The CSO does not just ask how much Mr and Mrs Ireland's food bill costs - which, by the way is £70.75 per week - but what goes into the shopping basket? Are those peas frozen or fresh? Is the soup packet or tinned? Is it sirloin or round steak you have chosen?
The last survey was published in 1987 when the average household reported a weekly disposable income of £200.96 (£247.82 gross) and an average food bill of £56. Housing cost just £19.66 instead of £30.56 today, and transport was £30.30 a week instead of £44.73. Total weekly expenditure in 1987, including all services and miscellaneous expenses like entertainment, reading material, gifts, etc., was £223 leaving the average household with a budget deficit of about £22 or 10.4 per cent.
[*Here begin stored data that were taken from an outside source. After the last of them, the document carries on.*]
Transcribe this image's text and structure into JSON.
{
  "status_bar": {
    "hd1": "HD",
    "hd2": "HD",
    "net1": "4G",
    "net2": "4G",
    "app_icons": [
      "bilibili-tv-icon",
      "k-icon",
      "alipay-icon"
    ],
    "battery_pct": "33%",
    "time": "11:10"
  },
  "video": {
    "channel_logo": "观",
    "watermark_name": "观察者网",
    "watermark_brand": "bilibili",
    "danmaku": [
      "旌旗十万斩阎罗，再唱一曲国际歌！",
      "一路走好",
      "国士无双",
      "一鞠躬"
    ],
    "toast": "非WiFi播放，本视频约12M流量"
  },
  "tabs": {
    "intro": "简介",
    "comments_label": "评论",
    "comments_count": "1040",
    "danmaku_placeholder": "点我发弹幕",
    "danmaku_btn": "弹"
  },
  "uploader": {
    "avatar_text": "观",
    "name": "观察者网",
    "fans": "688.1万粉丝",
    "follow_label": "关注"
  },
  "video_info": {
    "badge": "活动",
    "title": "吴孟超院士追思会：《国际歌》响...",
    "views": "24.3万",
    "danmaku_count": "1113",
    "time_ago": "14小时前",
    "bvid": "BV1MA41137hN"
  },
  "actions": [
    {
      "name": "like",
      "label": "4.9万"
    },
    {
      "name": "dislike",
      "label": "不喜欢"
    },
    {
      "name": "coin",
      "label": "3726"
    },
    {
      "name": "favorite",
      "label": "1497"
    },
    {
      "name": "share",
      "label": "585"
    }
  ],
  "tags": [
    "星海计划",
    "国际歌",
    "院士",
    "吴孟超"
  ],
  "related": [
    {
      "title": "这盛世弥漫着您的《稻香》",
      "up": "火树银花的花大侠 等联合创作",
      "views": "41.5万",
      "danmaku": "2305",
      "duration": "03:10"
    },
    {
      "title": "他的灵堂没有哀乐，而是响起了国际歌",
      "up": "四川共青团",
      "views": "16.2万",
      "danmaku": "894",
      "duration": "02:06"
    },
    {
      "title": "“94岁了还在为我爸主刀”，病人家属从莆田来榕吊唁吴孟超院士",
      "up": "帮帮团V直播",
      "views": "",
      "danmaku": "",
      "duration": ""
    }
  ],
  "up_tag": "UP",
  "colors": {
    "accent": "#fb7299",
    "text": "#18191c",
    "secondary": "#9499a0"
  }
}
Things have improved marginally since then. With weekly costs of £311.73 and a disposable income of just £281.91, the average household in 1994-95 had to find an extra £29.82 each week (9.6 per cent) to pay the bills. Over a year, this amounts to £1,550 worth of debt, which probably explains the big percentage jump in credit card usage since 1987 - from just 17.9 per cent of all households then to 26.3 per cent today.
What has changed quite considerably over the period are the items that householders are buying. In 1987 just 20 per cent of households owned a video recorder - today that figure is 65 per cent. The ownership of computers has nearly trebled to 16 per cent while the purchase of burglar alarms has also trebled from 3.6 per cent of all households to 11.7 per cent. Microwaves are now present in nearly half (46.7 per cent) of the kitchens of the nation compared to just 6.3 per cent in 1987 and fewer households are washing their own dishes nearly 19 per cent of homes had a dishwasher in 1994-95 compared to just 7.6 per cent of homes in 1987.
Mortgages now account for 5.04 per cent of the weekly budget, compared to 4.42 per cent in 1987 and house insurance costs are also up proportionately. The proportion of budget spent decorating and repairing our homes has dropped slightly, no doubt related to the high number of new houses and apartments that have been purchased over the period.
The figures relating to the purchase of pensions and life assurance is not particularly good news for the insurance industry. In 1987 pension fund contributions accounted for just 1.51 per cent of total expenditure per week in 1994-95 that percentage had only increased to 1.53 per cent. The amount spent on life insurance is only a bit more encouraging with contributions rising from 2.07 per cent of disposable income to 2.19 per cent. The difference in the cost of motor insurance for the average household is more apparent with the percentage of weekly expenditure rising from 1.85 per cent to 2.07. Fortunately the impact of petrol purchases on the weekly budget has deceased from 3.99 per cent to 3.13 per cent. In monetary terms this amounts to an average extra spend of only 80p per week in 1994-95.
The Household Budget Survey 1994-95 (Preliminary Results) is available from the CSO, Information Section, Skehard Road, Cork or from the Government Publications Sale Office, Sun Alliance" House, Molesworth St., Dublin 2, Price: £5.